[omniORB] deleting active servants
Pánczél Levente
Levente.Panczel at compuworx.hu
Wed Dec 17 17:40:00 GMT 2003
Hi!
If I get it right, you suggest that I override _remove_ref(). I could really do that. Suppose I override _remove_ref() to call dlclose() on the shared object file's handle if it notices that the object being currently deallocated is the last instance. This way I would end up in a_remove_ref() calling dlclose() as its last command. As I see, the call to dlclose() detaches the file's memory image from the process' address space, causing the next statement after dlclose() to segfault. The mentioned "next statement" exists, 'cos the } closing the _remove_ref() definition generates an ASM RET, which will be deallocated after a call to dlclose().
The best solution would be if POA had a hook, _through_ wich the _remove_ref() or anything like it would be called.
for example if in the POA's code every
object->_remove_ref()
would be changed to a call like
ReferenceRemoverHook(object);
where ReferenceRemoverHook would be a function pointer in the POA, initialized to a function only performing the former call to _remove_ref().
Isn't there a mechanism like this?
'Cos I'm sure, if the answer is no, then the object-destruction-triggered closing of shared objects (DLLs) on concurrent systems involves a large amount of synchronization.
Cheers
Panczel, Levente
-----Original Message-----
From: Duncan Grisby [mailto:duncan at grisby.org]

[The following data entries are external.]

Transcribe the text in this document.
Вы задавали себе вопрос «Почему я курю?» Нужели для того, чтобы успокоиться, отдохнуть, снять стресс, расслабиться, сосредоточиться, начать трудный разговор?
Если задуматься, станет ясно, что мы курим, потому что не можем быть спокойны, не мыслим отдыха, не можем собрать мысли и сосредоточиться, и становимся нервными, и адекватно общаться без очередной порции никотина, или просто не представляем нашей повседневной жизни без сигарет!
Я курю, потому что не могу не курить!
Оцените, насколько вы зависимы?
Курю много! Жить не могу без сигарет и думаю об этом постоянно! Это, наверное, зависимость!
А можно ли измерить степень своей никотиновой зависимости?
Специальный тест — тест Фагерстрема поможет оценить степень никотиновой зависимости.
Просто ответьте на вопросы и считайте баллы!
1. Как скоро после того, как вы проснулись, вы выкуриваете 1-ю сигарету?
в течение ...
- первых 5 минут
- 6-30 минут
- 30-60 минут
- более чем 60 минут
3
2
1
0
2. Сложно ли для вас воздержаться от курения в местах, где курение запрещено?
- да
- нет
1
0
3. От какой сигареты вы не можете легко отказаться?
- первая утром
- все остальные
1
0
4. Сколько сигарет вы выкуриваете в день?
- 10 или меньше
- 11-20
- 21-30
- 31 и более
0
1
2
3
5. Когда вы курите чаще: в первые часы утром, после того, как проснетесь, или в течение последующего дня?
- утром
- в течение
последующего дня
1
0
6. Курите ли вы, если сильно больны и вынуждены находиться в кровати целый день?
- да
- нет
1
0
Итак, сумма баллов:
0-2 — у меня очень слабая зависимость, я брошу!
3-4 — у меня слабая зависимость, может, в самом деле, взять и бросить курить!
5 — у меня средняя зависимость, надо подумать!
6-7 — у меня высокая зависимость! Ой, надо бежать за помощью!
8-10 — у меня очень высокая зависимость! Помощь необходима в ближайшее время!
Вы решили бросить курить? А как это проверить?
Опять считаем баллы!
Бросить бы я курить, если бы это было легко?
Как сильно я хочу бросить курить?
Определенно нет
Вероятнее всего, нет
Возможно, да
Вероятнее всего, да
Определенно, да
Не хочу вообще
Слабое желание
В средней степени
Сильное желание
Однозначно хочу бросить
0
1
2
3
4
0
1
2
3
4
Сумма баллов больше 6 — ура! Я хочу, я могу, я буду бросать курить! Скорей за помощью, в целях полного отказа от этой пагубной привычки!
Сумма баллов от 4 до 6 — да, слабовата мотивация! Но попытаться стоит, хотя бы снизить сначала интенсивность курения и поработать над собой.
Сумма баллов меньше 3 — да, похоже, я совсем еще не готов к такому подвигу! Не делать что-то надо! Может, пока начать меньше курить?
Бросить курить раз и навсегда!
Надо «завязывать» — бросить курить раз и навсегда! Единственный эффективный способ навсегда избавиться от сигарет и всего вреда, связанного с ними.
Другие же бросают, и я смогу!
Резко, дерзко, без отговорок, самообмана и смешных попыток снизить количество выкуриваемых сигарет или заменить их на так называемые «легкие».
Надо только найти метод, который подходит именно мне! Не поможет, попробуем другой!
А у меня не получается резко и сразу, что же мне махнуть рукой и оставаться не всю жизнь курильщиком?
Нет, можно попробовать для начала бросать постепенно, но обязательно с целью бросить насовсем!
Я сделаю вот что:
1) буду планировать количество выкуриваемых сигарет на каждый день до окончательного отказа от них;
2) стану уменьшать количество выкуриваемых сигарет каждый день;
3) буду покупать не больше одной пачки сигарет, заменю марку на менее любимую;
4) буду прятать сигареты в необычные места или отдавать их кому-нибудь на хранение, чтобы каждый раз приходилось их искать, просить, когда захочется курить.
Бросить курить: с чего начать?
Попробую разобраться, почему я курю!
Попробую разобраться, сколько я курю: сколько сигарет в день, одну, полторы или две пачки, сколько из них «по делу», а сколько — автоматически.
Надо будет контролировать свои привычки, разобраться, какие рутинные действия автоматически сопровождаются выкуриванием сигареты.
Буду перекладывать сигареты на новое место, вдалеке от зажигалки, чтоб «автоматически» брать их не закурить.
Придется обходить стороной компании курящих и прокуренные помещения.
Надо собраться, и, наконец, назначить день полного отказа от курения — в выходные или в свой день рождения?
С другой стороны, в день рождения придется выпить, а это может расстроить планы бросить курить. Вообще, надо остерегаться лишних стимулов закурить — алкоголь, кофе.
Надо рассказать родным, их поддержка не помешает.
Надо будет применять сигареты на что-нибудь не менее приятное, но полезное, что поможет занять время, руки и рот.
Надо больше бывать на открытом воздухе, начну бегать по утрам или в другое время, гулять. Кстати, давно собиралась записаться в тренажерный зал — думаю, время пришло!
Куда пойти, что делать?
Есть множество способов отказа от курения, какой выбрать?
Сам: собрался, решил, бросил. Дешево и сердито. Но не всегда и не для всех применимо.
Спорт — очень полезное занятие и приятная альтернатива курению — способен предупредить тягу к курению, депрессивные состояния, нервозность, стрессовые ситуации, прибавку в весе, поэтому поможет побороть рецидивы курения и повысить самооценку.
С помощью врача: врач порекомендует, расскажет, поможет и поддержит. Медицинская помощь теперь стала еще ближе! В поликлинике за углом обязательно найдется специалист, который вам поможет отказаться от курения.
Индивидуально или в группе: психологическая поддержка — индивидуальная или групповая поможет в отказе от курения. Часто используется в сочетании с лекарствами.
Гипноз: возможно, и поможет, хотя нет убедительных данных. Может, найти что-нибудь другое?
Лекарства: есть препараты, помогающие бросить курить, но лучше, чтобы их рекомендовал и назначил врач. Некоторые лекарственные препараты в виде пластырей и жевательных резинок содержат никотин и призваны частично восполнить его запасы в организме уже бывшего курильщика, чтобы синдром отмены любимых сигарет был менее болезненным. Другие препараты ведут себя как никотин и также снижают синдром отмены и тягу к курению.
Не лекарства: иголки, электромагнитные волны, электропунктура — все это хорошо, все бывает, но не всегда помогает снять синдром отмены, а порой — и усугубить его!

Sent: Fri 2003-12-05 18:24
To: Carlos
Cc: Pánczél Levente; OmniORB support
Subject: Re: [omniORB] deleting active servants
On Wednesday 3 December, Carlos wrote:
> Pánczél Levente wrote:
> > Thanks Duncan! Though I really read that in the documentation, I
> > forgot about it. So if I understand right, I have to do the
> > following:
> > The POA's reference is held by the object. When I need the object
> > to be deleted, I simply call POA::deactivate_object() and that
> > releases both the POA and the servant?
>
> No, deactivate_object only calls the destructor of the servant.
No it doesn't! deactivate_object calls _remove_ref on the servant.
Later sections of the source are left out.